The prison doctor in Louisiana. “The cuts and bruises are bad but they’ll heal . . . she’s lost the baby.”

Her mother, on the telephone, the night that she died. “I love you very, very much, Tracy.”

Jeff, in the safe house in Amsterdam, screaming at her. “For Christ’s sake, Tracy, open your eyes! How long have you been like this?”

“HOW LONG HAS SHE been like this?” the young doctor barked at Blake Carter.

“Waters broke about four hours ago.”

“Four hours?” For a moment Blake thought the doctor was about to hit him. “Why the hell did you wait so long?”
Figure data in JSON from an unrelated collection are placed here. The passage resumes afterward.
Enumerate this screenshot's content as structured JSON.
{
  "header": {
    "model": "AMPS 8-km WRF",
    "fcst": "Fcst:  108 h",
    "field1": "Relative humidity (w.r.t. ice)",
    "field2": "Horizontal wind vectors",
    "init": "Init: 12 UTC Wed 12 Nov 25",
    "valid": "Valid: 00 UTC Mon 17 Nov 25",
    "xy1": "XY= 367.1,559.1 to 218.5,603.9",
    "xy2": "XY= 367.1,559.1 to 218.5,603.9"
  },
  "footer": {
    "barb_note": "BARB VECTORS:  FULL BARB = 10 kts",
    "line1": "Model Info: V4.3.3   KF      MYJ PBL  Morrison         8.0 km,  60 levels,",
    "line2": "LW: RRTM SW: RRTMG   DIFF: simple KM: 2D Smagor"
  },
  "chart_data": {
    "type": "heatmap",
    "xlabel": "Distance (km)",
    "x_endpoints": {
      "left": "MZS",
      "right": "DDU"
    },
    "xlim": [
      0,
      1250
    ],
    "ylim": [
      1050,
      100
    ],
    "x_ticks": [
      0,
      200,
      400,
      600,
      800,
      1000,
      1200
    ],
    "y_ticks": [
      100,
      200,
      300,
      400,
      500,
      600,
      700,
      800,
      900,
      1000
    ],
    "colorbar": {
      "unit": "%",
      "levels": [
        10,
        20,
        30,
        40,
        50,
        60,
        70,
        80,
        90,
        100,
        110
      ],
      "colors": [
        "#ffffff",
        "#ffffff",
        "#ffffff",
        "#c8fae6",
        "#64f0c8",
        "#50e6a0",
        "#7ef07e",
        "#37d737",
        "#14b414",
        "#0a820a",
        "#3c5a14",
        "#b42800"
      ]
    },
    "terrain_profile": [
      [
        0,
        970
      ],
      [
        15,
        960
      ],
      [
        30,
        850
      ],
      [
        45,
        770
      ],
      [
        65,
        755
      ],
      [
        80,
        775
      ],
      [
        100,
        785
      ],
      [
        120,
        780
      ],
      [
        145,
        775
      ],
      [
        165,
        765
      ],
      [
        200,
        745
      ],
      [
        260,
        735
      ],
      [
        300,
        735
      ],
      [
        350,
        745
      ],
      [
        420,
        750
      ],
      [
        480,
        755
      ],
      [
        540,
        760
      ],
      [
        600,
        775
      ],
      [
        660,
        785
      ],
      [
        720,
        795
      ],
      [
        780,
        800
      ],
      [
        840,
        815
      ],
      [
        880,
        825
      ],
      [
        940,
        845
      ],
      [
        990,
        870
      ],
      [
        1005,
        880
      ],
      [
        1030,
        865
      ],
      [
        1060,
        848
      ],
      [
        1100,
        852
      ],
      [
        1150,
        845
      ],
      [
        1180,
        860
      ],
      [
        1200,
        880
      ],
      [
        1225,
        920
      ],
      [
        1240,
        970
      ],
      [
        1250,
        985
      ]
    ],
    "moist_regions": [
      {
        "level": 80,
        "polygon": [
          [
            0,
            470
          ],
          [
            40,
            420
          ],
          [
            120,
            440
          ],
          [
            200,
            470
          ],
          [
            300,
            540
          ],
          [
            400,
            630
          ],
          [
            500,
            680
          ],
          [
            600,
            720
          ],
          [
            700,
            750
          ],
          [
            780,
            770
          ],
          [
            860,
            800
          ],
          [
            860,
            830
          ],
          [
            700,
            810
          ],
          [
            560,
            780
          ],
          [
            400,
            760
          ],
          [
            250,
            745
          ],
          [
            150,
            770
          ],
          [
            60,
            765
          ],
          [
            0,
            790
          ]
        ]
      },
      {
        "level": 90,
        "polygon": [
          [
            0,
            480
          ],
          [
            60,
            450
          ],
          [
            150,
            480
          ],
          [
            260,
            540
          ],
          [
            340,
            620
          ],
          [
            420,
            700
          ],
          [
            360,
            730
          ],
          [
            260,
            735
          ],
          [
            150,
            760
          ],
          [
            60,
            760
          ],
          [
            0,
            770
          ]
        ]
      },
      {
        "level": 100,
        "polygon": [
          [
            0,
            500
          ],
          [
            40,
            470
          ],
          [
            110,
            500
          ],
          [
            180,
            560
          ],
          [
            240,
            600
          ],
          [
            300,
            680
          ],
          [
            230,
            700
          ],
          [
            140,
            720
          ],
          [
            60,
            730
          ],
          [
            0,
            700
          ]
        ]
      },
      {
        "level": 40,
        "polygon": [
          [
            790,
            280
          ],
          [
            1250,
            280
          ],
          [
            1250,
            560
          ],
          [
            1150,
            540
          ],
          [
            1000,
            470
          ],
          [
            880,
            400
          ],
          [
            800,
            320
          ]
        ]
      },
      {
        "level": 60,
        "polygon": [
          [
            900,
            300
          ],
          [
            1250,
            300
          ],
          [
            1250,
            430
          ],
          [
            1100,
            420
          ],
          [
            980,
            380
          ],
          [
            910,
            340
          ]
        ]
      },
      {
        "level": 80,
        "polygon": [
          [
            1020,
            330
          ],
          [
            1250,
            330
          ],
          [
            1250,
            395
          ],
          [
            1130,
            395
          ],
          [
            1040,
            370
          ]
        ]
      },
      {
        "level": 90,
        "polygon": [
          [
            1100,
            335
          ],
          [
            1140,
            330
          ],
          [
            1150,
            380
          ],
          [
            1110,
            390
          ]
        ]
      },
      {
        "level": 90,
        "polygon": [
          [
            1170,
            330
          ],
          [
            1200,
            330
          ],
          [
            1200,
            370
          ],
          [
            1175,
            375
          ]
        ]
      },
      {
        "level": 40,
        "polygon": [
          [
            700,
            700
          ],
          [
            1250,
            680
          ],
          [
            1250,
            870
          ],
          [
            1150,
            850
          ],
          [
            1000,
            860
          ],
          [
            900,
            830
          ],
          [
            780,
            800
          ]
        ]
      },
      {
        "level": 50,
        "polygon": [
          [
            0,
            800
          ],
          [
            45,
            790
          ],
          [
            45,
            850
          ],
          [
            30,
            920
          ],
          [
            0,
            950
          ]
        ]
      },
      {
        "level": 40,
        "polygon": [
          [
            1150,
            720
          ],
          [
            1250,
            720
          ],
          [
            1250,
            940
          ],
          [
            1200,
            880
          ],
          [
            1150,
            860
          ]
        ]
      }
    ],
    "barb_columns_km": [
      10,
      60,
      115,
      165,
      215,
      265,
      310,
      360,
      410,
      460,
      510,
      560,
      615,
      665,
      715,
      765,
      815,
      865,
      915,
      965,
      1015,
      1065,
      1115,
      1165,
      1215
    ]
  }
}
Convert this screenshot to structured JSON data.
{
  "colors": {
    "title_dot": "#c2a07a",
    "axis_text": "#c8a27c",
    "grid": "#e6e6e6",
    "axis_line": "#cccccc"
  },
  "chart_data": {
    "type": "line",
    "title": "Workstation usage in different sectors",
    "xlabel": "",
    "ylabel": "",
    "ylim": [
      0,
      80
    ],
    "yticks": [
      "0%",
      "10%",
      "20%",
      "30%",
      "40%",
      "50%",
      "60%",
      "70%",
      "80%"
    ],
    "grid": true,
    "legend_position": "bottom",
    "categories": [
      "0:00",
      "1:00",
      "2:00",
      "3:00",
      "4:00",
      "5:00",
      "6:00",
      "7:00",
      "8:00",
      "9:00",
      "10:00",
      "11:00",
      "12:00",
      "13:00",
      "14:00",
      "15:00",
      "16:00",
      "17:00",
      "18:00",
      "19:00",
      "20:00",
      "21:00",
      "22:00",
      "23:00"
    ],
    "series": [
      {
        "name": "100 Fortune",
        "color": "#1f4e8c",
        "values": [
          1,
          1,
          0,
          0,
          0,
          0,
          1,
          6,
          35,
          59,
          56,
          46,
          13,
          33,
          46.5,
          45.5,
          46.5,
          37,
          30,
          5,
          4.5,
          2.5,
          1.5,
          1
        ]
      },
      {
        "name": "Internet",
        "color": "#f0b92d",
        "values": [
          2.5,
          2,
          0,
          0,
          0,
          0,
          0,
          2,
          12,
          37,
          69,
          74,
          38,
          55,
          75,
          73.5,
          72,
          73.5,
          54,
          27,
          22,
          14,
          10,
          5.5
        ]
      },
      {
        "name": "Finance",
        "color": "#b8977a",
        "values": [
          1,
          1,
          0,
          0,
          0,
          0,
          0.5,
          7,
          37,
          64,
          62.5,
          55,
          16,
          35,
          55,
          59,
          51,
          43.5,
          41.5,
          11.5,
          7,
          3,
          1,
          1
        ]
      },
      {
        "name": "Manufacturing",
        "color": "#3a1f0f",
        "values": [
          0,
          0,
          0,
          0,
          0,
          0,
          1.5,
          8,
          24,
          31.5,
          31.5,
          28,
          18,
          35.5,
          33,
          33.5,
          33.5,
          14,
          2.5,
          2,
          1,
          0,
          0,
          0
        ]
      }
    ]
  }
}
“I didn’t realize what was happening. I wasn’t . . .” The words caught in the old cowboy’s throat. Tracy was already being wheeled into the operating room. She was still screaming and delirious. She kept calling for someone named Jeff. “Will she be okay?”

The doctor looked him square in the eye. “I don’t know. She’s lost a huge amount of blood. There are some signs of eclampsia.”

Blake Carter’s eyes widened. “But, she’ll live, right? And the baby . . . ?”

“The baby should live,” said the doctor. “Excuse me.”

THE PAIN WAS THERE, and then it was gone.

Tracy wasn’t afraid. She was ready to die, ready to see her mother again. She felt suffused with an immense sense of peace.